The pattern: a sixth folder feels like it solves a real categorization problem. It adds a sixth decision point at every capture, and decision points are where schema discipline cracks. Five is the cap.

What should you actually do?

  • If you have a fresh Obsidian vault → run mkdir -p _inbox projects daily people _archive, drop the READMEs, run the smoke test. One hour, done.
  • If you have an existing junk-drawer vault → bulk-move everything into _archive/, start the five folders empty, route new captures going forward. Don’t mass-import. That’s how week one drowns.
  • If you have multi-context work (NDA clients, multiple jobs) → one vault per privacy boundary, the same five folders inside each.

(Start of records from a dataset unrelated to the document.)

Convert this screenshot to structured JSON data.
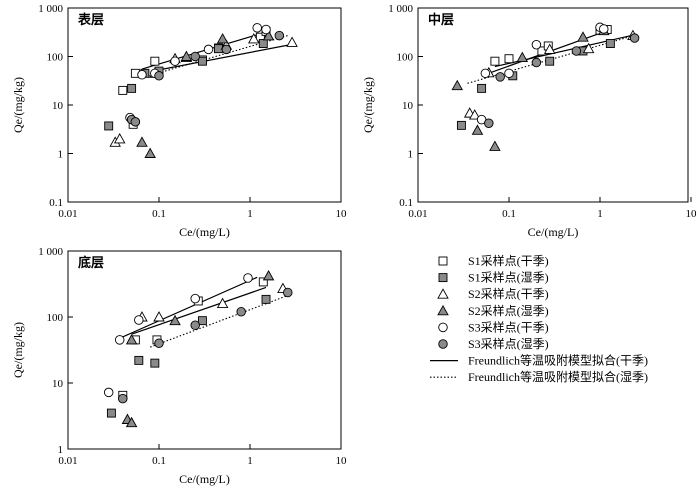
{
  "chart_data": [
    {
      "type": "scatter",
      "title": "表层",
      "xlabel": "Ce/(mg/L)",
      "ylabel": "Qe/(mg/kg)",
      "x_scale": "log",
      "y_scale": "log",
      "xlim": [
        0.01,
        10
      ],
      "ylim": [
        0.1,
        1000
      ],
      "x_ticks": [
        "0.01",
        "0.1",
        "1",
        "10"
      ],
      "y_ticks": [
        "0.1",
        "1",
        "10",
        "100",
        "1 000"
      ],
      "series": [
        {
          "name": "S1采样点(干季)",
          "points": [
            [
              0.04,
              20
            ],
            [
              0.052,
              4
            ],
            [
              0.055,
              45
            ],
            [
              0.09,
              80
            ],
            [
              0.3,
              85
            ],
            [
              0.45,
              150
            ],
            [
              1.3,
              250
            ],
            [
              1.5,
              330
            ]
          ]
        },
        {
          "name": "S1采样点(湿季)",
          "points": [
            [
              0.028,
              3.7
            ],
            [
              0.05,
              22
            ],
            [
              0.07,
              45
            ],
            [
              0.1,
              50
            ],
            [
              0.3,
              80
            ],
            [
              0.45,
              145
            ],
            [
              1.4,
              185
            ]
          ]
        },
        {
          "name": "S2采样点(干季)",
          "points": [
            [
              0.033,
              1.7
            ],
            [
              0.037,
              2.0
            ],
            [
              0.15,
              90
            ],
            [
              0.2,
              95
            ],
            [
              0.55,
              170
            ],
            [
              1.1,
              230
            ],
            [
              2.9,
              195
            ]
          ]
        },
        {
          "name": "S2采样点(湿季)",
          "points": [
            [
              0.065,
              1.7
            ],
            [
              0.08,
              1.0
            ],
            [
              0.09,
              45
            ],
            [
              0.2,
              100
            ],
            [
              0.5,
              230
            ],
            [
              1.6,
              265
            ]
          ]
        },
        {
          "name": "S3采样点(干季)",
          "points": [
            [
              0.048,
              5.5
            ],
            [
              0.055,
              4.5
            ],
            [
              0.065,
              42
            ],
            [
              0.09,
              45
            ],
            [
              0.15,
              80
            ],
            [
              0.35,
              140
            ],
            [
              1.2,
              390
            ],
            [
              1.5,
              360
            ]
          ]
        },
        {
          "name": "S3采样点(湿季)",
          "points": [
            [
              0.05,
              5
            ],
            [
              0.055,
              4.5
            ],
            [
              0.1,
              40
            ],
            [
              0.25,
              100
            ],
            [
              0.55,
              140
            ],
            [
              2.1,
              270
            ]
          ]
        }
      ],
      "fit_lines": [
        {
          "name": "Freundlich等温吸附模型拟合(干季)",
          "style": "solid",
          "segments": [
            [
              [
                0.065,
                55
              ],
              [
                1.6,
                330
              ]
            ],
            [
              [
                0.085,
                50
              ],
              [
                3.0,
                180
              ]
            ]
          ]
        },
        {
          "name": "Freundlich等温吸附模型拟合(湿季)",
          "style": "dotted",
          "segments": [
            [
              [
                0.07,
                38
              ],
              [
                2.6,
                270
              ]
            ]
          ]
        }
      ]
    },
    {
      "type": "scatter",
      "title": "中层",
      "xlabel": "Ce/(mg/L)",
      "ylabel": "Qe/(mg/kg)",
      "x_scale": "log",
      "y_scale": "log",
      "xlim": [
        0.01,
        10
      ],
      "ylim": [
        0.1,
        1000
      ],
      "x_ticks": [
        "0.01",
        "0.1",
        "1",
        "10"
      ],
      "y_ticks": [
        "0.1",
        "1",
        "10",
        "100",
        "1 000"
      ],
      "series": [
        {
          "name": "S1采样点(干季)",
          "points": [
            [
              0.07,
              80
            ],
            [
              0.1,
              90
            ],
            [
              0.23,
              130
            ],
            [
              0.27,
              165
            ],
            [
              1.0,
              350
            ],
            [
              1.2,
              360
            ]
          ]
        },
        {
          "name": "S1采样点(湿季)",
          "points": [
            [
              0.03,
              3.8
            ],
            [
              0.05,
              22
            ],
            [
              0.11,
              40
            ],
            [
              0.28,
              80
            ],
            [
              0.65,
              130
            ],
            [
              1.3,
              185
            ]
          ]
        },
        {
          "name": "S2采样点(干季)",
          "points": [
            [
              0.037,
              6.8
            ],
            [
              0.042,
              6.2
            ],
            [
              0.06,
              46
            ],
            [
              0.28,
              140
            ],
            [
              0.75,
              145
            ],
            [
              2.3,
              270
            ]
          ]
        },
        {
          "name": "S2采样点(湿季)",
          "points": [
            [
              0.027,
              25
            ],
            [
              0.045,
              3.0
            ],
            [
              0.07,
              1.4
            ],
            [
              0.14,
              95
            ],
            [
              0.65,
              250
            ],
            [
              1.1,
              340
            ]
          ]
        },
        {
          "name": "S3采样点(干季)",
          "points": [
            [
              0.05,
              5
            ],
            [
              0.055,
              45
            ],
            [
              0.1,
              45
            ],
            [
              0.2,
              175
            ],
            [
              1.0,
              400
            ],
            [
              1.1,
              370
            ]
          ]
        },
        {
          "name": "S3采样点(湿季)",
          "points": [
            [
              0.06,
              4.2
            ],
            [
              0.08,
              38
            ],
            [
              0.2,
              75
            ],
            [
              0.55,
              130
            ],
            [
              2.4,
              240
            ]
          ]
        }
      ],
      "fit_lines": [
        {
          "name": "Freundlich等温吸附模型拟合(干季)",
          "style": "solid",
          "segments": [
            [
              [
                0.05,
                40
              ],
              [
                1.3,
                360
              ]
            ],
            [
              [
                0.07,
                62
              ],
              [
                2.2,
                270
              ]
            ]
          ]
        },
        {
          "name": "Freundlich等温吸附模型拟合(湿季)",
          "style": "dotted",
          "segments": [
            [
              [
                0.035,
                28
              ],
              [
                2.2,
                260
              ]
            ]
          ]
        }
      ]
    },
    {
      "type": "scatter",
      "title": "底层",
      "xlabel": "Ce/(mg/L)",
      "ylabel": "Qe/(mg/kg)",
      "x_scale": "log",
      "y_scale": "log",
      "xlim": [
        0.01,
        10
      ],
      "ylim": [
        1,
        1000
      ],
      "x_ticks": [
        "0.01",
        "0.1",
        "1",
        "10"
      ],
      "y_ticks": [
        "1",
        "10",
        "100",
        "1 000"
      ],
      "series": [
        {
          "name": "S1采样点(干季)",
          "points": [
            [
              0.04,
              6.5
            ],
            [
              0.055,
              45
            ],
            [
              0.095,
              45
            ],
            [
              0.27,
              175
            ],
            [
              1.4,
              340
            ]
          ]
        },
        {
          "name": "S1采样点(湿季)",
          "points": [
            [
              0.03,
              3.5
            ],
            [
              0.06,
              22
            ],
            [
              0.09,
              20
            ],
            [
              0.3,
              88
            ],
            [
              1.5,
              185
            ]
          ]
        },
        {
          "name": "S2采样点(干季)",
          "points": [
            [
              0.065,
              100
            ],
            [
              0.1,
              100
            ],
            [
              0.5,
              160
            ],
            [
              2.3,
              270
            ]
          ]
        },
        {
          "name": "S2采样点(湿季)",
          "points": [
            [
              0.045,
              2.8
            ],
            [
              0.05,
              2.5
            ],
            [
              0.05,
              45
            ],
            [
              0.15,
              88
            ],
            [
              1.6,
              420
            ]
          ]
        },
        {
          "name": "S3采样点(干季)",
          "points": [
            [
              0.028,
              7.2
            ],
            [
              0.037,
              45
            ],
            [
              0.06,
              90
            ],
            [
              0.25,
              190
            ],
            [
              0.95,
              390
            ]
          ]
        },
        {
          "name": "S3采样点(湿季)",
          "points": [
            [
              0.04,
              5.8
            ],
            [
              0.1,
              40
            ],
            [
              0.25,
              75
            ],
            [
              0.8,
              120
            ],
            [
              2.6,
              235
            ]
          ]
        }
      ],
      "fit_lines": [
        {
          "name": "Freundlich等温吸附模型拟合(干季)",
          "style": "solid",
          "segments": [
            [
              [
                0.04,
                50
              ],
              [
                1.2,
                400
              ]
            ],
            [
              [
                0.05,
                55
              ],
              [
                1.5,
                280
              ]
            ]
          ]
        },
        {
          "name": "Freundlich等温吸附模型拟合(湿季)",
          "style": "dotted",
          "segments": [
            [
              [
                0.08,
                35
              ],
              [
                2.8,
                220
              ]
            ]
          ]
        }
      ]
    }
  ],
  "legend": {
    "items": [
      {
        "label": "S1采样点(干季)",
        "marker": "square",
        "filled": false
      },
      {
        "label": "S1采样点(湿季)",
        "marker": "square",
        "filled": true
      },
      {
        "label": "S2采样点(干季)",
        "marker": "triangle",
        "filled": false
      },
      {
        "label": "S2采样点(湿季)",
        "marker": "triangle",
        "filled": true
      },
      {
        "label": "S3采样点(干季)",
        "marker": "circle",
        "filled": false
      },
      {
        "label": "S3采样点(湿季)",
        "marker": "circle",
        "filled": true
      },
      {
        "label": "Freundlich等温吸附模型拟合(干季)",
        "marker": "solid-line"
      },
      {
        "label": "Freundlich等温吸附模型拟合(湿季)",
        "marker": "dotted-line"
      }
    ]
  },
  "colors": {
    "axis": "#000000",
    "hollow_fill": "#ffffff",
    "square_fill": "#8a8a8a",
    "triangle_fill": "#8a8a8a",
    "circle_fill": "#8a8a8a"
  }
}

Privacy splits are not the same as organization splits.

bottom_line

  • Five folders, one home per note. The constraint is the discipline.
  • Folders beat tags for AI retrieval. Claude reads the path; tags add ambiguity.
  • The smoke test is the only thing that matters in the install hour. If Claude can write a file you see in Obsidian, you’re done.

Frequently Asked Questions

What folder structure does Claude Code expect in an Obsidian vault?+

There is no required structure. The five folders that work in practice are _inbox/, projects/, daily/, people/, _archive/. Every note goes in exactly one. Underscores on _inbox/ and _archive/ float them to the top of the tree.

Should I use one Obsidian vault or multiple for Claude Code?+

One vault is right for most people. Split into multiple only when you have a real privacy boundary, like NDA client material or separate jobs. Don't split for organization. That's what the five folders are for.

Why does Claude care about folder names if I have tags?+

Claude reads file paths as primary context. A note inside projects/exports-api/ is unambiguous to the model. The same note at vault root with #project #api tags is three labels with no implicit hierarchy. The folder tells Claude what it is. Tags add ambiguity.